Horticultural therapy is gaining popularity to treat depression. Anecdotal experience and research studies support its effectiveness.
Published in the Journal of Advanced Nursing, “Therapeutic horticulture in clinical depression: a prospective study of active components” found gardening therapy to be effective in reducing the symptoms of depression. Individuals participated in a 12-week “therapeutic horticulture programme” at four farms near Oslo, Norway. Twice a week participants spent three hours on the farms doing the following activities:
The active parts of the programme included sowing, germinating, potting, planting and cultivating vegetables, flowers and herbs. The passive parts included sitting on benches, and watching and listening to birds, the weather, and the landscape.
A three-month follow-up occurred. Particularly, researchers were looking for changes in:
- depression severity
- perceived attentional capacity
- rumination (brooding)
Half of the participants Beck Depression Inventory scores dropped by 4 to 5 points. Likewise, attention function increased and brooding was reduced. These improvements were maintained at the three-month follow-up. Researchers found:
Psychological distance from everyday demands, together with positive distraction and engagement of effortless attention, appear to mediate decline in depression severity and increase in perceived attentional capacity when using therapeutic horticulture.5
Although the above study postulates that “being away” and “fascination” are the reasons why gardening therapy is effective at treating depression, other therapists suppose interacting with nature itself may be the cause.

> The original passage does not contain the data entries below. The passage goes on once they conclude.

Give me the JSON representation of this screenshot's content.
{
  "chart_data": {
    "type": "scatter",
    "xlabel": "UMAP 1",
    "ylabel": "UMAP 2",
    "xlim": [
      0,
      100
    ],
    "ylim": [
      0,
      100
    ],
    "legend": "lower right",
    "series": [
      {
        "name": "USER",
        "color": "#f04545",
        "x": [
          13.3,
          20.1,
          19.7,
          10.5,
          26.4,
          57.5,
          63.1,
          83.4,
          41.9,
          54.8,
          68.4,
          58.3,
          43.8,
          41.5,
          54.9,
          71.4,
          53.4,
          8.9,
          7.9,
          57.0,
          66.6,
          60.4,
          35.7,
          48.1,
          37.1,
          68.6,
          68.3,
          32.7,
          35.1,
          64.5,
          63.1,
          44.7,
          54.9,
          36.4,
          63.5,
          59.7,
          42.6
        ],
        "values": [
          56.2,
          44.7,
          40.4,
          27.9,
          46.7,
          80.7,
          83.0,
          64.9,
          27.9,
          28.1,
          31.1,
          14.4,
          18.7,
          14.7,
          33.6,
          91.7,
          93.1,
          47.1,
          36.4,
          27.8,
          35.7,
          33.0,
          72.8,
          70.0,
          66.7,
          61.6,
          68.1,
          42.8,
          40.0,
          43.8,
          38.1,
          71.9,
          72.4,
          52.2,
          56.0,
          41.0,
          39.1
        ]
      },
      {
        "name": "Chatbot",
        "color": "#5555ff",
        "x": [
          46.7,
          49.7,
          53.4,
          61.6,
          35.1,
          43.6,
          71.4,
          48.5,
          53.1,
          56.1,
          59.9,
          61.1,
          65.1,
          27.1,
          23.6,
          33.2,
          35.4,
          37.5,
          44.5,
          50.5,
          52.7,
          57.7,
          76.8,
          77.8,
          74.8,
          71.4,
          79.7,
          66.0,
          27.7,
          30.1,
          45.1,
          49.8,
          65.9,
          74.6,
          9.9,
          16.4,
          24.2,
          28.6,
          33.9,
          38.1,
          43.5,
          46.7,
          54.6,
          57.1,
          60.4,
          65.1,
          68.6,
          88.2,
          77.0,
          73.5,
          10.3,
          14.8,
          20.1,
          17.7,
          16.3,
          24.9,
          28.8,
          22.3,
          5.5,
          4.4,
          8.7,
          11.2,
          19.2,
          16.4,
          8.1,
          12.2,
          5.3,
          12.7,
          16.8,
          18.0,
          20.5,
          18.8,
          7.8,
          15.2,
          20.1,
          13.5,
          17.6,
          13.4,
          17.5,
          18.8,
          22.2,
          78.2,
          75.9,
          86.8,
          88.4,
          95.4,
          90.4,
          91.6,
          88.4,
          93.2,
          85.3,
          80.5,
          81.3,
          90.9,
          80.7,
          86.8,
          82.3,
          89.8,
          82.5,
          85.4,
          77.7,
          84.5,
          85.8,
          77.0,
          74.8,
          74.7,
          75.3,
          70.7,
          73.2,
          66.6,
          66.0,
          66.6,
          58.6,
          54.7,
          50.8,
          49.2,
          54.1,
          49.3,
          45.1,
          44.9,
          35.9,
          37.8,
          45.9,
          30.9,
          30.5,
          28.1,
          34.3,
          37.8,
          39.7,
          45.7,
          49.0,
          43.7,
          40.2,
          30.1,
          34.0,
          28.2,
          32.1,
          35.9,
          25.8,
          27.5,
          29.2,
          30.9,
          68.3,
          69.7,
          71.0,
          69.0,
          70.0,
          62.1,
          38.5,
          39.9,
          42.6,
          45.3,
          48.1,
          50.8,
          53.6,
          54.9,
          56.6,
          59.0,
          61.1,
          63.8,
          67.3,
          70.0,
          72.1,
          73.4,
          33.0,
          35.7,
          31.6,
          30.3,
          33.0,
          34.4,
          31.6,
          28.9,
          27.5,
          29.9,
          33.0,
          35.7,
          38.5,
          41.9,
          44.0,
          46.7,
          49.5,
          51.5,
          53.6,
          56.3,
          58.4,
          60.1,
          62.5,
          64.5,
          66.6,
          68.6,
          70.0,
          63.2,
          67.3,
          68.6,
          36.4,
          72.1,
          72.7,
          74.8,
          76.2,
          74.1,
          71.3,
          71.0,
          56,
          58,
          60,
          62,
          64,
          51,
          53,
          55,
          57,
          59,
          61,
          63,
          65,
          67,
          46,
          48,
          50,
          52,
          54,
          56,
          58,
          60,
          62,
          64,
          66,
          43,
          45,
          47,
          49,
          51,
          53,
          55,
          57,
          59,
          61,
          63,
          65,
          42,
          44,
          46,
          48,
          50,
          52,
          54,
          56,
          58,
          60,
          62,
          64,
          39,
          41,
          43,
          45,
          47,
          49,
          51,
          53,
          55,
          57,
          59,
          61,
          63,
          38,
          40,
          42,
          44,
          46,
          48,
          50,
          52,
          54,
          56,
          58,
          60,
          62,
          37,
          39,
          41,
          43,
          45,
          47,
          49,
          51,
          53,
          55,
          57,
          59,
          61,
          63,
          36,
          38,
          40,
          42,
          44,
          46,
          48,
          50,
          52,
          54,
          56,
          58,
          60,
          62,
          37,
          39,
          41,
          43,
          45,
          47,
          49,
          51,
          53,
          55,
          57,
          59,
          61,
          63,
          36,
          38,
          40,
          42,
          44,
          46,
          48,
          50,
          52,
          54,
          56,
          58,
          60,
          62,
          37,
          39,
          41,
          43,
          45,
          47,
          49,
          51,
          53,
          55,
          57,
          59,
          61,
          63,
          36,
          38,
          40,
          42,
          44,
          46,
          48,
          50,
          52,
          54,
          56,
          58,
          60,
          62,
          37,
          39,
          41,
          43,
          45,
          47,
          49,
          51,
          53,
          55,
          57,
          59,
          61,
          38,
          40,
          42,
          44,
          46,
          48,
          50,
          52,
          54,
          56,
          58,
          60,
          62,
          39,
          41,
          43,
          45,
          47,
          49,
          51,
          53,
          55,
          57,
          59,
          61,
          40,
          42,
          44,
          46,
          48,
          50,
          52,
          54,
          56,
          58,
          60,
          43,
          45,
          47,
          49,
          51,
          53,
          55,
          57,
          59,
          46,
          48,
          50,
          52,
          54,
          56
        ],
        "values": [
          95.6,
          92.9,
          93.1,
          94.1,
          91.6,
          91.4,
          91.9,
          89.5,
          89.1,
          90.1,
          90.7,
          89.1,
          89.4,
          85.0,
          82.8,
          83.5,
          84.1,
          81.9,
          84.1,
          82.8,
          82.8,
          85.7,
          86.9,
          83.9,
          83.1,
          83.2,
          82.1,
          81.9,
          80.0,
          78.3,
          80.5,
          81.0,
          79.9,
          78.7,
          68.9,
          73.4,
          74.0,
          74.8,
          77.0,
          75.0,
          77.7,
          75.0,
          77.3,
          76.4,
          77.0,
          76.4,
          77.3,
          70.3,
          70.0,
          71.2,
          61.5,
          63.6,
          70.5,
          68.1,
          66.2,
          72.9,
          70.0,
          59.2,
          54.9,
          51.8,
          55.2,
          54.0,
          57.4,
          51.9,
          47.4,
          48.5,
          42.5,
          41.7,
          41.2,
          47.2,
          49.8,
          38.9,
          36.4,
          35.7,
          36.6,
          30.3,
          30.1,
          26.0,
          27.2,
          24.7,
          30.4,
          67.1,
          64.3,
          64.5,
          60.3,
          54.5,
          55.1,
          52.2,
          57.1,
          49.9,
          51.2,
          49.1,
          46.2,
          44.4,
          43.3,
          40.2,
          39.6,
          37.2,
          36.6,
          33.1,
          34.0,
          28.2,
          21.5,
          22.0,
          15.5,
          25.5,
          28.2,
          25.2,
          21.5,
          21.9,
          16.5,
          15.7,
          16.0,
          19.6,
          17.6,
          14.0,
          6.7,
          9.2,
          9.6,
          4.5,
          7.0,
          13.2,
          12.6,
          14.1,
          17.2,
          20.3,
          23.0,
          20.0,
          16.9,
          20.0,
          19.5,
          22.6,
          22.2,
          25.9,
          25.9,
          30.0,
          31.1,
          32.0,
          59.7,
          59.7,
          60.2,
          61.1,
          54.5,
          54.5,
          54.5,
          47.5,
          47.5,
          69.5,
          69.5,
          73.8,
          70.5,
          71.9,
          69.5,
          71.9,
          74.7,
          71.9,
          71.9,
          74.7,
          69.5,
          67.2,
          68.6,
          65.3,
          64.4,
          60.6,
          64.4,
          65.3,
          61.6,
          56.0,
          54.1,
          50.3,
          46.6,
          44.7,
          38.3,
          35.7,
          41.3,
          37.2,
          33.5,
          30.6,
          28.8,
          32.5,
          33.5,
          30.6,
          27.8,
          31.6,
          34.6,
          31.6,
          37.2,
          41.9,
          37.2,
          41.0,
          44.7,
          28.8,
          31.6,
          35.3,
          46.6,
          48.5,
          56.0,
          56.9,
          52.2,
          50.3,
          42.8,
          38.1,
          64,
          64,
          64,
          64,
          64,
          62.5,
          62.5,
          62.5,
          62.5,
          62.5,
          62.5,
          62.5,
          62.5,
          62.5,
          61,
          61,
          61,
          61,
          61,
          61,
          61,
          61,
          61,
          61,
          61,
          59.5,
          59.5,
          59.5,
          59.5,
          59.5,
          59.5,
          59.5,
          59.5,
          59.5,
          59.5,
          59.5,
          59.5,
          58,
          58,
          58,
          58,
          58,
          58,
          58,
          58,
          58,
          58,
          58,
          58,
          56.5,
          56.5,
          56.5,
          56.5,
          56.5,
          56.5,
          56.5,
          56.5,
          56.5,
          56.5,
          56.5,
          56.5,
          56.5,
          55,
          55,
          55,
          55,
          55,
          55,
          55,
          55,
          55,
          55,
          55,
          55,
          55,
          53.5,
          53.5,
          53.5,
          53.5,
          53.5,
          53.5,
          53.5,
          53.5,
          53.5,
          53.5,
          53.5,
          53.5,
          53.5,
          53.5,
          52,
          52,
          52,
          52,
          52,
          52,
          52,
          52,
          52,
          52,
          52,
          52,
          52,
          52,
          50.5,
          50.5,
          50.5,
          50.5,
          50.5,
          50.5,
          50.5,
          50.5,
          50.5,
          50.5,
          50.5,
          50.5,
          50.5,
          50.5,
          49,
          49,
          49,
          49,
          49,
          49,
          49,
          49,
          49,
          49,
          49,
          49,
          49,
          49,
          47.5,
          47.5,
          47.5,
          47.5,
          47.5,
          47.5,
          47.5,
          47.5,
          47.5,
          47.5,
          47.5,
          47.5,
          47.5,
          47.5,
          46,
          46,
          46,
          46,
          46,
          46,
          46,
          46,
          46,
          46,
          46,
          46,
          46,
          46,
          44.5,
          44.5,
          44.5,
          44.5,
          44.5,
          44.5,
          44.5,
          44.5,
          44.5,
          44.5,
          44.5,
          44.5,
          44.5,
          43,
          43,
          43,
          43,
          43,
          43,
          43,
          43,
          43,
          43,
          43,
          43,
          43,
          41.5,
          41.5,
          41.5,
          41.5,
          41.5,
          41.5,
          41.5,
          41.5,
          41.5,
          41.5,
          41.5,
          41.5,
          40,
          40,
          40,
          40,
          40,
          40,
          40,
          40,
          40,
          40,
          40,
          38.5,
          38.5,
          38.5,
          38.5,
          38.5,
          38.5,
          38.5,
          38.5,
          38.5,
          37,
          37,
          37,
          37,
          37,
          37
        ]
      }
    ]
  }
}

Horticultural therapists are trained to help patients experience the greatest benefits from gardening. They teach them to learn and observe what plants can teach us. CNN reports:
“Seeds have these cool internal clocks that tell them when they can bust open and form roots!
“What do you need to grow? Sun, water, confidence, courage!”
A participant added, “patience!!”
Shortridge echoed, “Patience! I love it!”
The group then took seeds into their hands and planted them in one of Skyland’s many gardens. Birds chirped overhead, and a cool breeze blew through.
Shortridge pointed out how the sun filtered through the leaves like a projector, creating designs on the grass. “Do y’all notice the pattern?”
Observing is a big part of the therapy.6
Horticultural therapy is a viable option to reduce the need for pharmaceutical drugs in treating depression. Any gardener can attest to how it feels to tend to plants, dig your hand in the soil, and observe the growing process. We can often turn to nature to help alleviate the mental illnesses of modern life.